Patent Law in South Africa

Intellectual Property
Home / South Africa / Patent Law in South Africa

The Patent Law in South Africa requires that an invention meets three important conditions: Novelty, Usefulness and Inventiveness. Under the Patent Law the invention must be completely new. As such the patent lawyers will conduct a novelty search in trade magazines, online, through databases, and newspapers around the world to establish whether any reporting was done on the invention prior to filing for patent rights. In addition the Patent Law in South Africa requires that the invention must not be obvious to someone skilled in the specific subject area and it must be useful. Inventing something that cannot be used in commerce, medicine or for instance agriculture will thus not constitute the right to a patent. The best way to ensure successful filing and granting of a patent is to go through patent attorneys when applying for patent rights.

Step 1 – Provisional Patent Application

The first step is to file a South African provisional patent application for your invention. This is done to obtain the earliest possible date from which to claim rights to your invention – much like an option to protect your invention.
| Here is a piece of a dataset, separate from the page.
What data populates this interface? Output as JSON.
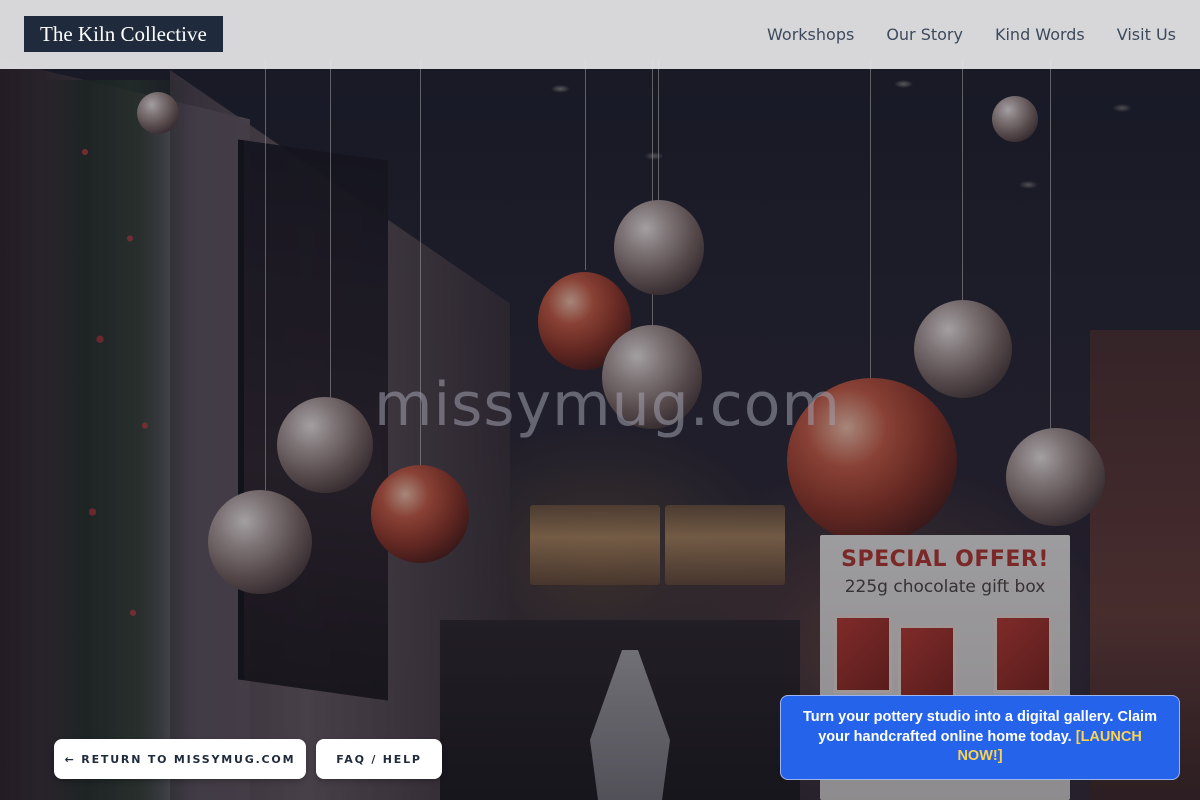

Step 2 – Complete Patent Application

The second step is to file a complete patent application within 12 months of filing the provisional patent application in South Africa, and/or in each country where you wish to obtain patent protection. The complete patent application or applications will claim a first (or “priority”) date from your provisional patent application. In other words, the rights you are protecting date back to the filing date of your South African provisional patent application. During the initial 12 month patent grace period, your rights are kept open.

Patent Exclusions

Exclusions as inventions in terms of the South African Patents Act:
Anything which consists of a discovery; a scientific theory; a mathematical method; a literary; dramatic, musical or artistic work; or any aesthetic creation; a scheme, rule, or method for performing a mental act; playing a game, or doing business; a program for a computer; or the presentation of information, are not considered an invention and can therefore not be patented in terms of the South African Patents Act. In certain circumstances you may still consider filing a South African provisional patent application, even though there may be uncertainty about the definition of the invention. The reason for this is that the above exclusions are interpreted restrictively (i.e. they exclude only the listed inventions as such from being patented). Also, this section of the South African Patents Act has not been subject to litigation in such a degree that clear precedents which can be followed have been set in all the above categories. Further, because of an increasing number of patents being granted in other countries for inventions that are excluded in terms of the South African Patents Act (such as software and business methods), a South African provisional patent application may be used to establish priority rights for the invention that may, within 12 months, be prosecuted in other countries where some of these categories of inventions are patentable (such as in the USA and in Europe).

Other inventions for which a South African patent will not be granted:
Inventions that are likely to encourage offensive or immoral behaviour cannot be protected by way of a Patent. Also, inventions which are frivolous and contrary to the known laws of nature, such as perpetual motion machines, are excluded from patentability. Inventions relating to methods of treatment, therapy or diagnosis to be performed on the human or animal body, as such, are not considered patentable, but compounds or compositions for use in such methods may be patented. In addition a patent cannot be granted for products of biological processes which are not essentially microbiological in nature.

TRIPS Agreement

The Agreement on Trade-Related aspects of Intellectual Property Rights (TRIPS) is an international agreement between all the members of the World Trade Organization (WTO). It establishes minimum standards for the regulation of different forms of intellectual property (IP) by national governments as applied to nationals of other WTO member nations. The TRIPS agreement introduced intellectual property law into the multilateral trading system for the first time and remains the most comprehensive multilateral agreement on intellectual property to date. The TRIPS agreement requires members to provide strong protection for IP rights such as:

(1) Terms must extend at least 50 years, unless based on the life of the author.
(2) Must be granted automatically, and not based upon any “formality”, such as registrations, as specified in the Berne Convention.
(3) Computer programs must be regarded as “literary works” under copyright law and receive the same terms of protection.
(4) National exceptions to copyright (such as “fair use” in the United States) are constrained by the Berne three-step test.

(1) must be granted for “inventions” in all “fields of technology” provided they meet all other patentability requirements (although exceptions for certain public interests are allowed and must be enforceable for at least 20 years.
(2) Exceptions to exclusive rights must be limited, provided that a normal exploitation of the work and normal exploitation of the patent is not in conflict.
(3) No unreasonable prejudice to the legitimate interests of the right holders of computer programs and patents is allowed.
(4) Legitimate interests of third parties have to be taken into account by patent rights.

In each state, intellectual property laws may not offer any benefits to local citizens which are not available to citizens of other TRIPS signatories under the principle of national treatment (with certain limited exceptions).

TRIPS also has a most favoured nation clause: The most favoured nation clause can also be included in an agreement between a state and a company or an investor. This involves the provision of special privileges and advantages although the state cannot use contractual mechanisms to avoid its MFN treatment obligations with other countries. This general principle, however, is not absolute.